We’ve worked with expanding financial services firms that wanted to scale new products, but needed to quickly communicate with their employees about how to support those products. We’ve worked with industrial suppliers who needed to rapidly equip their customers with the ability to evaluate COVID-19 safety products. And we’ve helped recently-merged information services firms create an engaging experience that features their newly integrated product offering.
In each of these cases, our customers were able to pick up just some parts of our DXP, and customize them as their strategy and requirements changed. That’s the beauty of the platform-as-a-service approach. You don’t have to have all the answers now, because the platform is equipped to grow and change with your business.
As you evaluate the needs of your business, here are three questions to ask yourself. If the answer to any of these three is yes, it might be time to adopt a DXP, or start laying the foundations for one.
1. Does your experience include multiple digital touchpoints?
Whether as customers or employees, we are now experiencing a lot of the world through the screens of our devices. For companies, that has meant expanding the number of digital channels they use to reach people. As the saying goes: “You’ve got to meet people where they are.”
In this increasingly virtualized world, companies are in turn being challenged to elevate their ability to personalize, use AI, and deliver content to create an integrated customer journey. Upping your game in any one of these areas could be the foundation you build your future DXP on.
Key takeaway 1
If your team is navigating multiple assets on multiple platforms, a DXP architecture is critical for seamlessly driving dynamic content that’s personalized, AI-driven and continuously optimizing. In a world that changes by the minute, enterprises are often responsible for building and propping up microsites in days (even hours) -- and DXP provides a simple, sophisticated mechanism that removes the typical pain points that can affect your IT team, or that come from working with an outdated IT vendor.
2. Is your buyer journey as personalized as your products?
You might be providing a product or service that’s perfectly attuned to customer needs, but it won’t matter if you’re selling it via a clunky, one-size-fits-all digital experience. If you’re a marketer, especially at a company that is constantly creating better and more customized products, you’ve got to make sure your digital experience is keeping pace. And even if you feel like you’re playing catch-up with the rest of your company, it’s never too late to start learning about your customer’s ecommerce journey, from how they search for your products and ultimately make a transaction.
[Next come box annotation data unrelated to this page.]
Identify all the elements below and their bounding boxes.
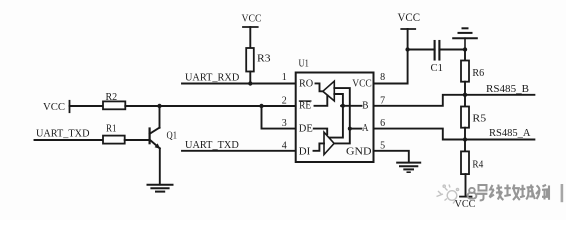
wire B to R5 (464, 95, 466, 107)
hanzi 城 (520, 185, 535, 200)
watermark right bar (561, 184, 564, 202)
svg-text:5: 5 (380, 140, 385, 151)
svg-text:4: 4 (282, 140, 287, 151)
wire R2 to pin2 of U1 (125, 105, 295, 107)
wire A to R4 (464, 140, 466, 152)
power flag VCC top (R3) (243, 26, 258, 28)
op-amp U1 box (296, 73, 374, 163)
node C1-gnd junction (463, 47, 467, 51)
resistor R4 (461, 151, 469, 174)
wire VCC flag to R3 (249, 27, 251, 48)
node VCC-C1 junction (405, 47, 409, 51)
receiver triangle (323, 81, 335, 101)
power flag VCC (pin8) (401, 28, 415, 30)
wire A internal (350, 128, 362, 130)
wire R1 to Q1 base (125, 139, 149, 141)
transistor Q1 (150, 128, 161, 149)
wire UART_TXD to R1 (35, 139, 104, 141)
node RE-DE junction (259, 104, 263, 108)
hanzi 线 (490, 185, 504, 201)
wire receiver lower input (329, 94, 343, 138)
resistor R2 (103, 101, 125, 109)
wire VCC to R2 (70, 105, 104, 107)
svg-text:RO: RO (299, 78, 313, 89)
driver triangle (324, 132, 334, 154)
svg-text:VCC: VCC (455, 199, 476, 210)
svg-text:C1: C1 (431, 63, 443, 74)
svg-text:VCC: VCC (398, 10, 421, 24)
wire R6 to B line (464, 82, 466, 95)
ground (inverted, top right) (453, 28, 477, 49)
svg-text:RS485_B: RS485_B (486, 83, 529, 95)
svg-text:RE: RE (299, 101, 311, 112)
svg-text:R6: R6 (472, 68, 484, 79)
wire RE enable (315, 96, 328, 106)
wire pin5 to ground (374, 151, 409, 163)
wire junction down to DE pin3 (262, 106, 296, 129)
node R5-A junction (463, 137, 467, 141)
svg-text:2: 2 (282, 95, 287, 106)
wire R3 to pin1 wire (249, 72, 251, 84)
node collector junction (157, 104, 161, 108)
svg-text:GND: GND (346, 146, 372, 157)
wire UART_RXD to pin1 (182, 83, 296, 85)
svg-text:UART_RXD: UART_RXD (185, 72, 239, 84)
resistor R1 (103, 136, 125, 144)
wire DE enable (314, 129, 327, 134)
hanzi 号 (477, 185, 488, 200)
node R6-B junction (463, 93, 467, 97)
wire R5 to A line (464, 128, 466, 140)
svg-text:DE: DE (299, 123, 313, 134)
svg-text:DI: DI (299, 146, 311, 157)
wire R4 to VCC bottom (465, 174, 467, 197)
wire pin8 to VCC (374, 29, 408, 84)
svg-text:U1: U1 (299, 59, 309, 70)
resistor R3 (246, 48, 254, 72)
wire junction to R6 (464, 50, 466, 61)
hanzi 狮 (536, 185, 549, 200)
power flag VCC left (69, 101, 71, 112)
wire pin6 to RS485_A (374, 129, 535, 140)
power flag VCC bottom (460, 196, 472, 198)
node R3 junction (248, 81, 252, 85)
svg-text:R4: R4 (472, 159, 484, 170)
svg-text:B: B (362, 101, 369, 112)
ground pin5 (397, 163, 420, 173)
8 (468, 188, 477, 199)
wire DI to driver (314, 143, 325, 150)
pin numbers (282, 72, 385, 151)
svg-text:VCC: VCC (242, 12, 262, 24)
pin name labels U1 (299, 78, 372, 157)
node A internal (348, 127, 352, 131)
capacitor C1 (435, 41, 440, 60)
watermark logo star (437, 185, 459, 204)
wire receiver upper input (334, 88, 350, 143)
svg-text:1: 1 (282, 72, 287, 83)
svg-text:UART_TXD: UART_TXD (185, 139, 239, 151)
svg-text:3: 3 (282, 118, 287, 129)
hanzi 攻 (504, 185, 520, 201)
wire emitter down to ground (159, 148, 161, 184)
wire collector up to junction (159, 106, 161, 128)
svg-text:6: 6 (380, 118, 385, 129)
svg-text:A: A (362, 123, 369, 134)
wire pin7 to RS485_B (374, 95, 535, 106)
watermark text 8号线攻城狮 (468, 185, 550, 201)
svg-text:8: 8 (380, 72, 385, 83)
svg-text:VCC: VCC (352, 78, 372, 89)
wire RO to receiver tip (316, 83, 323, 91)
wire B internal (341, 105, 362, 107)
svg-text:RS485_A: RS485_A (489, 127, 531, 139)
ground Q1 emitter (148, 185, 173, 192)
resistor R6 (461, 61, 469, 82)
resistor R5 (461, 107, 469, 128)
svg-text:UART_TXD: UART_TXD (36, 127, 90, 139)
svg-text:7: 7 (380, 95, 385, 106)
svg-text:R2: R2 (106, 92, 118, 103)
wire C1 to gnd junction (439, 49, 465, 51)
svg-text:R3: R3 (257, 53, 271, 64)
wire junction to C1 (408, 49, 435, 51)
svg-text:R5: R5 (472, 113, 486, 124)
svg-text:Q1: Q1 (167, 131, 178, 142)
wire UART_TXD to pin4 (182, 150, 296, 152)
node B internal (341, 104, 345, 108)
svg-text:VCC: VCC (43, 101, 65, 113)
svg-text:R1: R1 (106, 124, 117, 135)
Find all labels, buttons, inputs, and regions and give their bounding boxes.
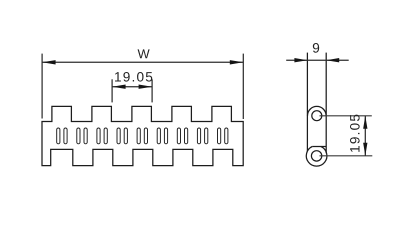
side view left edge [306,53,308,152]
slots group [57,128,228,144]
19.05 side dimension line [364,116,366,156]
slot pair 3 [97,128,100,144]
slot pair 6 [157,128,160,144]
19.05 arrowhead right [139,85,153,89]
slot pair 5 [137,128,140,144]
slot pair 7 [177,128,180,144]
side view bottom chord line [312,146,326,148]
side view top hinge barrel arc [308,106,327,115]
side view bottom pin hole [311,151,321,161]
19.05 side arrowhead bottom (pointing down) [363,143,367,156]
chain module plate outline (top view) [42,106,243,165]
W arrowhead left [42,60,56,64]
9 dimension text [313,43,319,53]
19.05 side text (rotated) [350,115,360,152]
9 dimension line with tails [286,59,349,61]
side view top pin hole [312,111,322,121]
side view right edge [325,53,327,154]
19.05 side extension line bottom [320,155,373,157]
W dimension extension line right [242,54,244,119]
19.05 arrowhead left [112,85,126,89]
19.05 pitch dimension line [112,86,152,88]
W arrowhead right [230,60,244,64]
19.05 pitch extension line left [111,79,113,102]
slot pair 9 [218,128,221,144]
9 arrowhead left (pointing right) [294,58,307,62]
19.05 side arrowhead top (pointing up) [363,116,367,129]
slot pair 8 [197,128,200,144]
side view bottom hinge barrel [306,147,327,167]
slot pair 2 [77,128,80,144]
W dimension text [138,49,150,58]
slot pair 4 [117,128,120,144]
W dimension line [42,61,243,63]
slot pair 1 [57,128,60,144]
19.05 side extension line top [320,115,372,117]
W dimension extension line left [41,54,43,119]
19.05 pitch extension line right [151,79,153,102]
19.05 pitch text [115,72,152,82]
9 arrowhead right (pointing left) [326,58,339,62]
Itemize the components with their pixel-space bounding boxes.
Every new piece of customer data you have is a clue to what your DXP might look like in the future.
Key takeaway 2
The manner in which we behave digitally is constantly changing. Having old, clunky functionalities like an outdated Content Management System (CMS) often means a sub-par customer experience — which ultimately results in you losing that customer, possibly for good. Building a DXP is the only way to truly stay ahead of the game. Instead of re-inventing the wheel every few years, why not start your digital transformation by building an infrastructure that can grow with you--and even inform how you grow as you build it?
3. Do you have more use cases than you know what to do with?
As your use cases grow, the number of assets you’ll need to manage those use cases will increase as well. This complexity is necessary, but can get out of hand quickly, especially for businesses that are trying to reach new types of customers. As if that weren’t enough, you want the interactions associated with each use case to be consistent in look and feel across all touchpoints. The sooner you put a system in place for automatically keeping track of all this while the use cases are still manageable, the sooner you’ll be laying a foundation for rapid growth when it’s needed.
Key takeaway 3
Conventional wisdom assumes that smaller, emerging brands don’t need DXPs because their operation isn’t sophisticated enough to warrant it. But the mid-size organizations that adopt systems that can solve for greater complexity in the future will be the ones that can scale quickest.